Mittwoch, 9. Dezember 2015 Im November stieg die Arbeitslosenquote in der Schweiz nochmals leicht an. Gemäss den Erhebungen des Staatssekretariats für Wirtschaft (SECO) waren Ende November 2015 total 148‘143 Arbeitslose bei den Regionalen Arbeitsvermittlungszentren (RAV) eingeschrieben, 6‘874 mehr als im Vormonat. Die Arbeitslosenquote stieg damit von 3.3% im Oktober auf 3.4% im Berichtsmonat.

Jugendarbeitslosigkeit im November 2015
Die Jugendarbeitslosigkeit (15- bis 24-Jährige) erhöhte sich nochmals und stieg um 244 Personen (+1.2%) auf 20‘054 an.

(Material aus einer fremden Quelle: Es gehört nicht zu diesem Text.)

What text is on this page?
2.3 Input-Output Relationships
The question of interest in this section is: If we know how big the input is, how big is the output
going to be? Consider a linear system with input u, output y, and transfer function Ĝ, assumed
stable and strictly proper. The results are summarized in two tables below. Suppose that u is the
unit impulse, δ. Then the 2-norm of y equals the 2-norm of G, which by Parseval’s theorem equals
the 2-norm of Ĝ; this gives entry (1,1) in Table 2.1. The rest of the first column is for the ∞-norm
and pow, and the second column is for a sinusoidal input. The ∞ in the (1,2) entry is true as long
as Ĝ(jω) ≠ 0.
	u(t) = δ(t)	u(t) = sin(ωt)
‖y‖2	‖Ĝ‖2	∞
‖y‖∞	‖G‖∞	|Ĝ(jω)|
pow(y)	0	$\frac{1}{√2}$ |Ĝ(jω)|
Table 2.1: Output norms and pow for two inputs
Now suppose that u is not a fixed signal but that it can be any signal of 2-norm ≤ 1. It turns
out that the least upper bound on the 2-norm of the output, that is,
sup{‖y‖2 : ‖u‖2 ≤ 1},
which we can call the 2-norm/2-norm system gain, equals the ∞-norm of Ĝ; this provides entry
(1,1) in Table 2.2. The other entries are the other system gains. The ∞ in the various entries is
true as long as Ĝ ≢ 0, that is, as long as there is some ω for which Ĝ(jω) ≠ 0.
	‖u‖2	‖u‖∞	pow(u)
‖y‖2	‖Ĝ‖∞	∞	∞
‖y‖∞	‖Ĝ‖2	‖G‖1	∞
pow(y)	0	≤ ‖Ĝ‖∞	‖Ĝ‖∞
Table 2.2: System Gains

Die Lage auf dem Basler Arbeitsmarkt
Ende November 2015 waren im Kanton Basel-Stadt 3‘678 arbeitslose Personen bei den Regionalen Arbeitsvermittlungszentren (RAV) registriert, 77 Personen mehr als im Oktober 2015 (+2.1%). Die Arbeitslosenquote stieg somit von 3.8% im Vormonat auf 3.9% im Berichtsmonat. Gegenüber dem Vorjahresmonat (November 2014) stieg die Anzahl der arbeitslosen Personen um 243 (+7.1%).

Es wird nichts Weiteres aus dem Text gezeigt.